From Monday this week the US news reported of subtropical storm Alberto which is the first named storm of 2018. Alberto struck the US state of Florida and left two dead. Other named storms of the year are Beryl, Chris, Debby, Ernesto, Florence, Gordon, Helene, Isaac, Joyce, Kirk, Leslie, Michael, Nadine, Oscar, Patty, Rafael, Sara, Tony, Valerie, and William. Meanwhile floods and endless and huge lightning storms have affected the UK and vast regions of continental Europe.
As it relates to how worried residents should be it is still too soon to tell, but so far the National Oceanic and Atmospheric Administration (NOAA) predicted on 24 May that there was a 75-percent chance that this hurricane season will be near or above normal.
The hurricane season runs from 1 June 1 to 30 November and NOAA stated that an average hurricane season produces 12 named storms, of which 6 become hurricanes, including 3 major hurricanes. For this year, it was noted that of the 10 to 16 named storms predicted this year there is a 70-percent likelihood that five to nine could become hurricanes, including one to four major hurricanes (category 3, 4 or 5; with winds of 111 mph or higher).
The Territory is still in recovery mode from the effects of the last hurricane season, but it was announced that preparation for this season is also being worked on. Mention of the BVI’s hurricane readiness was made during a press conference by His Excellency Governor Augustus Jaspert on 16 May.
The Governor under whose portfolio disaster management mainly falls announced that Cabinet has been working on disaster management matters. The Governor told reporters: “I think Cabinet is comfortable. Everything won’t be in place for June but most of the issues will definitely be in place as time evolves and certainly by the time of the peak of the hurricane season to ensure that we can face any storm.” Last year some hurricane shelters were in disrepair and most people had to fend for themselves proving that preparedness is a hope and not a fact.

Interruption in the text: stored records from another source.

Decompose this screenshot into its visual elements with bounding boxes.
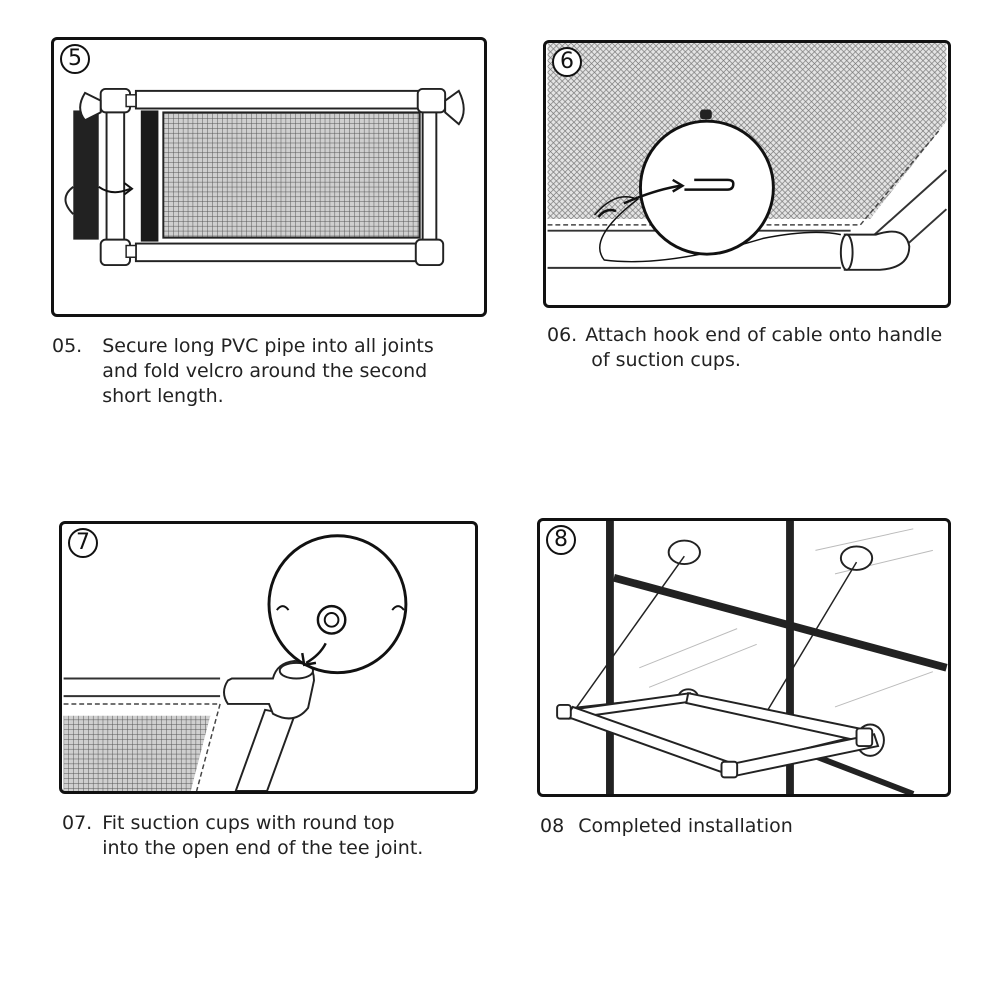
step-5-badge: 5 bbox=[60, 44, 90, 74]
cable-hook-suction-cup-drawing bbox=[547, 43, 948, 271]
step-5-line-3: short length. bbox=[102, 385, 224, 407]
pvc-frame-velcro-drawing bbox=[64, 87, 465, 267]
step-7-line-1: Fit suction cups with round top bbox=[102, 812, 395, 834]
step-8-line-1: Completed installation bbox=[578, 815, 793, 837]
step-5-caption: 05. Secure long PVC pipe into all joints… bbox=[52, 334, 434, 409]
step-6-caption: 06. Attach hook end of cable onto handle… bbox=[547, 323, 942, 373]
step-5-line-1: Secure long PVC pipe into all joints bbox=[102, 335, 434, 357]
step-6-badge: 6 bbox=[552, 47, 582, 77]
step-8-badge: 8 bbox=[546, 525, 576, 555]
step-8-illustration: 8 bbox=[537, 518, 951, 797]
step-5-illustration: 5 bbox=[51, 37, 487, 317]
step-8-number: 08 bbox=[540, 815, 565, 837]
step-7-illustration: 7 bbox=[59, 521, 478, 794]
step-5-line-2: and fold velcro around the second bbox=[102, 360, 428, 382]
step-6-line-2: of suction cups. bbox=[591, 349, 741, 371]
step-7-badge: 7 bbox=[68, 528, 98, 558]
step-7-line-2: into the open end of the tee joint. bbox=[102, 837, 424, 859]
step-6-illustration: 6 bbox=[543, 40, 951, 308]
step-6-line-1: Attach hook end of cable onto handle bbox=[585, 324, 943, 346]
tee-joint-suction-cup-drawing bbox=[63, 534, 408, 791]
step-7-caption: 07. Fit suction cups with round top into… bbox=[62, 811, 423, 861]
completed-installation-drawing bbox=[556, 521, 948, 794]
step-7-number: 07. bbox=[62, 812, 93, 834]
step-6-number: 06. bbox=[547, 324, 578, 346]
step-8-caption: 08 Completed installation bbox=[540, 814, 793, 839]
step-5-number: 05. bbox=[52, 335, 83, 357]
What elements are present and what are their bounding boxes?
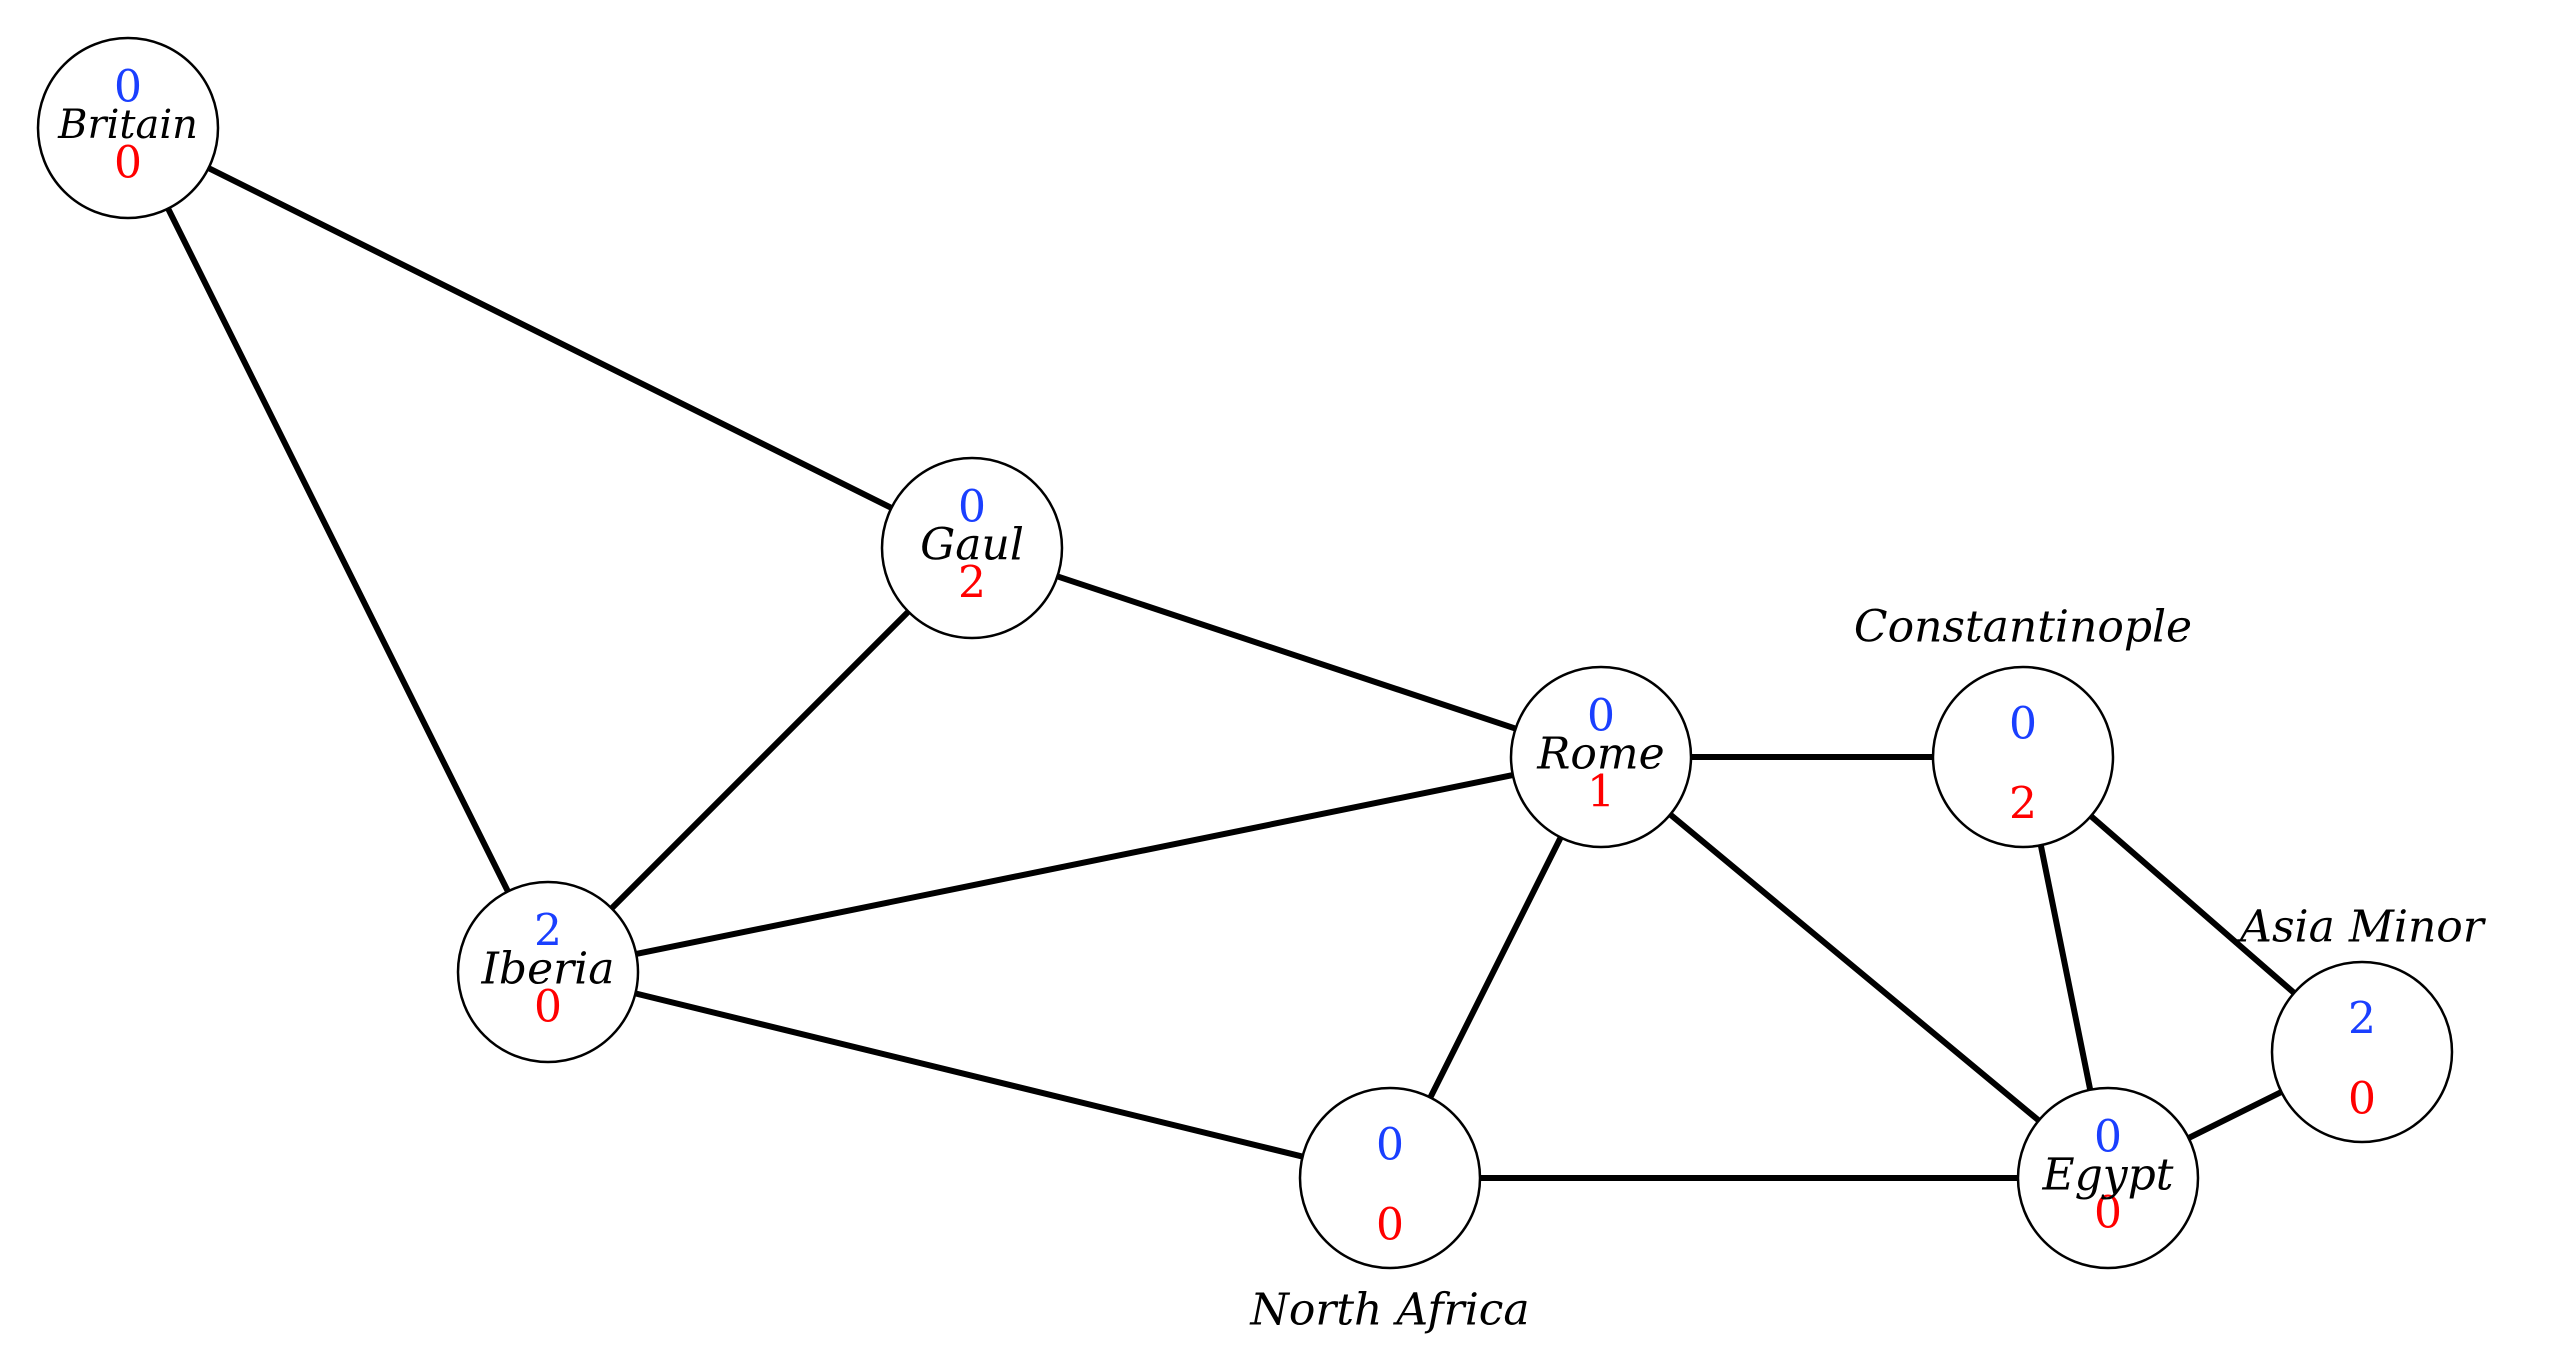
red-count: 2	[958, 558, 986, 609]
region-label: Asia Minor	[2236, 902, 2487, 953]
region-label: Britain	[57, 102, 198, 148]
red-count: 2	[2009, 779, 2037, 830]
node-circle	[2016, 1086, 2200, 1270]
red-count: 0	[2094, 1188, 2122, 1239]
red-count: 0	[114, 138, 142, 189]
node-circle	[1298, 1086, 1482, 1270]
edge-gaul-iberia	[545, 545, 975, 975]
edges-layer	[125, 125, 2365, 1181]
red-count: 0	[534, 982, 562, 1033]
blue-count: 0	[2094, 1112, 2122, 1163]
node-circle	[456, 880, 640, 1064]
blue-count: 0	[1376, 1120, 1404, 1171]
edge-gaul-rome	[969, 545, 1604, 760]
node-circle	[36, 36, 220, 220]
region-label: Constantinople	[1854, 602, 2192, 653]
blue-count: 2	[2348, 994, 2376, 1045]
node-asia-minor: 2 0 Asia Minor	[2236, 902, 2487, 1144]
edge-iberia-rome	[545, 754, 1604, 975]
edge-britain-iberia	[125, 125, 551, 975]
region-label: Egypt	[2042, 1150, 2174, 1201]
blue-count: 0	[114, 62, 142, 113]
blue-count: 0	[958, 482, 986, 533]
red-count: 0	[1376, 1200, 1404, 1251]
node-circle	[1509, 665, 1693, 849]
node-circle	[2270, 960, 2454, 1144]
region-label: Rome	[1536, 729, 1664, 780]
node-circle	[1931, 665, 2115, 849]
region-label: Iberia	[481, 944, 615, 995]
edge-iberia-north-africa	[545, 969, 1393, 1181]
region-label: Gaul	[920, 520, 1024, 571]
region-label: North Africa	[1249, 1285, 1529, 1336]
node-circle	[880, 456, 1064, 640]
red-count: 1	[1587, 767, 1615, 818]
blue-count: 0	[1587, 691, 1615, 742]
red-count: 0	[2348, 1074, 2376, 1125]
node-constantinople: 0 2 Constantinople	[1854, 602, 2192, 849]
blue-count: 0	[2009, 699, 2037, 750]
nodes-layer: 00Britain02Gaul20Iberia01Rome02Constanti…	[36, 36, 2487, 1336]
edge-rome-egypt	[1598, 754, 2111, 1181]
blue-count: 2	[534, 906, 562, 957]
edge-britain-gaul	[125, 125, 975, 551]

“Things are not in the perfect condition and that is why recovery is such a priority to make sure we get on with that. We have the plan. We have the vision. We have the structure and the money…We have also agreed to plan extra funding from the Cabinet to repair shelters across the territory and to get communication systems in place,” Governor Jaspert added.
During her appearance before Standing Finance Committee Director of the Department of Disaster Management (DDM) Sharleen DaBreo told legislators that the shelters are being looked at for use during this hurricane season.
In addition to noting shelters to be repaired and possibly removed from the shelters list Dabreo mentioned that the Department has identified new venues that can be used as shelters during this hurricane season. One such structure is the New Testament of God Church in Baugher’s Bay.
As the DDM pushes to ready shelters Dabreo noted that the Department plans to keep the number of shelters on the list at 30 or above for this year. The DDM Director also noted that the Department has been working with the Public Works Department and the Environmental Health Unit to complete structural and public health assessments on shelters identified. This she said will determine which structures remain on the list of shelters.